Friday, November 08, 2002

Scientists tackle the question: 'What will it really take to stop global warming?'

The study, which was published in the November 1 issue of Science, found that no existing alternative energy source, nor combination of sources, currently exists that could adequately replace the energy produced by fossil fuels. The study concluded that massive research commitments are needed to develop these technologies in order to effectively slow global warming and adverse regional climactic changes from the fossil fuel greenhouse effect.

The study's call for prompt and aggressive energy research and development distinguishes it from the Bush administration's Energy Plan, which focuses on domestic oil exploration, and the recent United Nations Intergovernmental Panel on Climate Change "Mitigation" report, which indicates that existing technologies can stabilize human-induced adverse climate change.

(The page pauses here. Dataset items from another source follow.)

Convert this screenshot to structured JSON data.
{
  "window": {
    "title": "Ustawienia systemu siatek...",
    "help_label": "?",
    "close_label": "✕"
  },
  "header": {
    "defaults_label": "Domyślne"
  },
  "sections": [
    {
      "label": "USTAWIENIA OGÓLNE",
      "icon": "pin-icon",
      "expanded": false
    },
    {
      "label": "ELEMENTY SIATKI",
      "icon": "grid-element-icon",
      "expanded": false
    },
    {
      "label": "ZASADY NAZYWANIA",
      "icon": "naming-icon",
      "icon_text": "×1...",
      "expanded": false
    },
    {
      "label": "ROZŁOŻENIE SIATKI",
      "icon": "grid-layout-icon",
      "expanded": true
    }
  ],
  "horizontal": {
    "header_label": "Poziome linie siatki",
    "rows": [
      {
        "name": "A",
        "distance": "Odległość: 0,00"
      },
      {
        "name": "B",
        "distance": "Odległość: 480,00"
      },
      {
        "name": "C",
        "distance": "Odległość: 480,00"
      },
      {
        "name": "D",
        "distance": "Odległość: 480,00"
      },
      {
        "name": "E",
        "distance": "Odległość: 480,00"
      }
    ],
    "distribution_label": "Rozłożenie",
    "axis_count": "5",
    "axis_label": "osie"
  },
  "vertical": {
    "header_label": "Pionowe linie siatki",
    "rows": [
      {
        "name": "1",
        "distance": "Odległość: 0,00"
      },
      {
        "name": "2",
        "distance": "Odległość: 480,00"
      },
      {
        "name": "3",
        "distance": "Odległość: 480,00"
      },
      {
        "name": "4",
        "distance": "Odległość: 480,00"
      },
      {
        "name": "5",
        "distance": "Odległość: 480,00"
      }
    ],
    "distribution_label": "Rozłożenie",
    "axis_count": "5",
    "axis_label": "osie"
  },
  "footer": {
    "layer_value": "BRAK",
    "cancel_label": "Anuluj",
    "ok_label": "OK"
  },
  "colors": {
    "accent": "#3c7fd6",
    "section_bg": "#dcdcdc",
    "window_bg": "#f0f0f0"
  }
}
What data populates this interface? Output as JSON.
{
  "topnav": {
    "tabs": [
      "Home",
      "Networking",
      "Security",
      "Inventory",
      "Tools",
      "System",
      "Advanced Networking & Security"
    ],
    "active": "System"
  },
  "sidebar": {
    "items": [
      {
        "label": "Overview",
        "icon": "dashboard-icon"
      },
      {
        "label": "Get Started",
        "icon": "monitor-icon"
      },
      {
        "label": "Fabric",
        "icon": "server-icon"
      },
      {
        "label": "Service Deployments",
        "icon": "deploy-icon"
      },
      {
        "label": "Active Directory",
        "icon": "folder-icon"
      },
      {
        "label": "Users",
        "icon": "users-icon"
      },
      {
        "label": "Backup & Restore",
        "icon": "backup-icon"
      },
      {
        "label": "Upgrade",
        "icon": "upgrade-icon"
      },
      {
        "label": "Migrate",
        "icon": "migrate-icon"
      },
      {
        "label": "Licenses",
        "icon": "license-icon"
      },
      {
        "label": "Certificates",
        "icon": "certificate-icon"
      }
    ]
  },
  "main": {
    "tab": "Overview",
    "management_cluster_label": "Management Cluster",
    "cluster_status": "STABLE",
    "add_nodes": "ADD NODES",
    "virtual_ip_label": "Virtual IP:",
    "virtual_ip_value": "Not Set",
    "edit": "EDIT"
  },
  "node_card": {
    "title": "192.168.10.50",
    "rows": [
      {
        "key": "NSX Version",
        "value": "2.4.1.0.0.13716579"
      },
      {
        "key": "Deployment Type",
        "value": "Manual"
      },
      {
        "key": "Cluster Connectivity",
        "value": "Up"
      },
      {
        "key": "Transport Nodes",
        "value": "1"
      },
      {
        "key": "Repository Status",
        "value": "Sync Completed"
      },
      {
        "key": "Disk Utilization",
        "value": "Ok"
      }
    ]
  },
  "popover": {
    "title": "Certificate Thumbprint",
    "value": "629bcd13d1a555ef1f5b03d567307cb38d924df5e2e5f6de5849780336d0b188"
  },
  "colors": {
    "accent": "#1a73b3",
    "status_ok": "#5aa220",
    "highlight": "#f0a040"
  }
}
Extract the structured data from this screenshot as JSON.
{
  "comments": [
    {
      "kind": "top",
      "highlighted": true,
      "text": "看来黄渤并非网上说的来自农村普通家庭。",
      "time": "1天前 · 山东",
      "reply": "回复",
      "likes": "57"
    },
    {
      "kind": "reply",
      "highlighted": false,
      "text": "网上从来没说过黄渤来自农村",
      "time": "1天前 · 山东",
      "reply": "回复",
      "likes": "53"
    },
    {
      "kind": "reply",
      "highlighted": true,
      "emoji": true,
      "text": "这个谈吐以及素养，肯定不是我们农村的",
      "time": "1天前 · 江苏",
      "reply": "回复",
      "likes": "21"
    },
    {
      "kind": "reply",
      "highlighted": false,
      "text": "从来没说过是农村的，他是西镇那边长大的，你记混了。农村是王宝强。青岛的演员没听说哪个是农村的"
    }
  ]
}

Due to population growth and industrialization, atmospheric CO2 has increased from 275 parts per million to 370 parts per million over the last century, and is projected to pass 550 ppm this century. Given that 85% of the world's energy is derived from carbon dioxide-emitting fossil fuel, climate models and data indicate that the earth's temperature could climb 1.5 to 4.5 degrees Celsius (3 to 8 degrees Fahrenheit) over the next century, comparable in magnitude but opposite in sign to global cooling of the last Ice Age.

Basic conclusion no matter what we do we cannot stop it with present technology so we need to fund alternative energy research.

The non-global warmers say this is the agenda of all the scientists publishing global warming papers - to get funding for their research. They are full of hot air.

Study does not discuss that the actual changes in atmospheric and oceanic dynamics due to "global warming" could create "regional cooling" in the North Atlantic.